To use the tech to pay for groceries, coffee, and other daily items, you download Flexa’s app, called Spedn. Spedn is built to work with the digital scanners most of these big retailers use for scanning Apple Pay or Google Wallet apps. Flexa has worked with retailers to configure those scanners to recognize cryptocurrencies.

That’s all on the backend, however. As my former Gigaom colleague Jeff John Roberts points out, the store cashier “will typically be unaware the customer is paying with crypto, while the merchant receives a real-time payment in the form of their choosing (crypto or dollars).”

Flexa, which will also work at Barnes and Noble, Petco, Lowe’s, and a handful of other stores, will allow users to spend a few different types of digital currencies: bitcoin, bitcoin Cash, Ethereum, and Gemini Dollar, which is pegged to the U.S. dollar and can, according to the Winkelvoss twins, mitigate some of the volatility around cryptocurrencies.
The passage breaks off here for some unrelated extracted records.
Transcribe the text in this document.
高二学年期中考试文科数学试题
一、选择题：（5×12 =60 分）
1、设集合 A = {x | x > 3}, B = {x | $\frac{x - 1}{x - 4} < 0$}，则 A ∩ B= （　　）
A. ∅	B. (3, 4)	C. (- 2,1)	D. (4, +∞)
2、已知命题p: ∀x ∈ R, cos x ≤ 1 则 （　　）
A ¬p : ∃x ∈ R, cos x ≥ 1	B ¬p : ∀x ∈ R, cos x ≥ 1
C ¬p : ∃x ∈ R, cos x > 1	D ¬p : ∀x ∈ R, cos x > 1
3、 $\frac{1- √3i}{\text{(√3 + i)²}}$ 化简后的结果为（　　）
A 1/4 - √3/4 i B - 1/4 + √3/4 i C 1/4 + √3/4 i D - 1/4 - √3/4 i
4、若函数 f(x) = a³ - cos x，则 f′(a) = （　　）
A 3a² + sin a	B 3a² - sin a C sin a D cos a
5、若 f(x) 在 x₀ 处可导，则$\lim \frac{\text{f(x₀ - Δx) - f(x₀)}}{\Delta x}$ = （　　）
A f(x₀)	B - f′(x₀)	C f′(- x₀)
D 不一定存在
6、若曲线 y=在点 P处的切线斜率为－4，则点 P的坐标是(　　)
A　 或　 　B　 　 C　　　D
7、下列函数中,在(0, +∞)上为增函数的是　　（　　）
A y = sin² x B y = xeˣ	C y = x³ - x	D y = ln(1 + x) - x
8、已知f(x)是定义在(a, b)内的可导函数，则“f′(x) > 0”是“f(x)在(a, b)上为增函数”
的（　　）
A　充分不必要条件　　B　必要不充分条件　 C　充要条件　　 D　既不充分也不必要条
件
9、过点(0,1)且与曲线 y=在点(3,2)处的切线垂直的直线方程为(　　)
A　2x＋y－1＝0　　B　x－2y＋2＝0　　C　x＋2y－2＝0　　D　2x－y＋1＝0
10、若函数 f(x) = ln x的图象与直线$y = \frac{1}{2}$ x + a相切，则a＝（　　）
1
Keeping that volatility at bay will be important when it comes to enabling users to spend cryptocurrencies on everyday items like milk, laundry detergent, and coffee. Crypto’s fluctuating value is, as Roberts said, “fine for an investment but not for a day-to-day payment tool.” And even if the backend tech behind the Flexa-Gemini deal stabilizes the currency, we’ll still have to see if everyday users are willing to forgo their credit cards and Apple Pay in favor of a currency that tends to attract cybercriminals.

The Flexa app will be available on iOS this week for those attending crypto conference Consensus 2019. Post conference, Flexa will become available to the general public.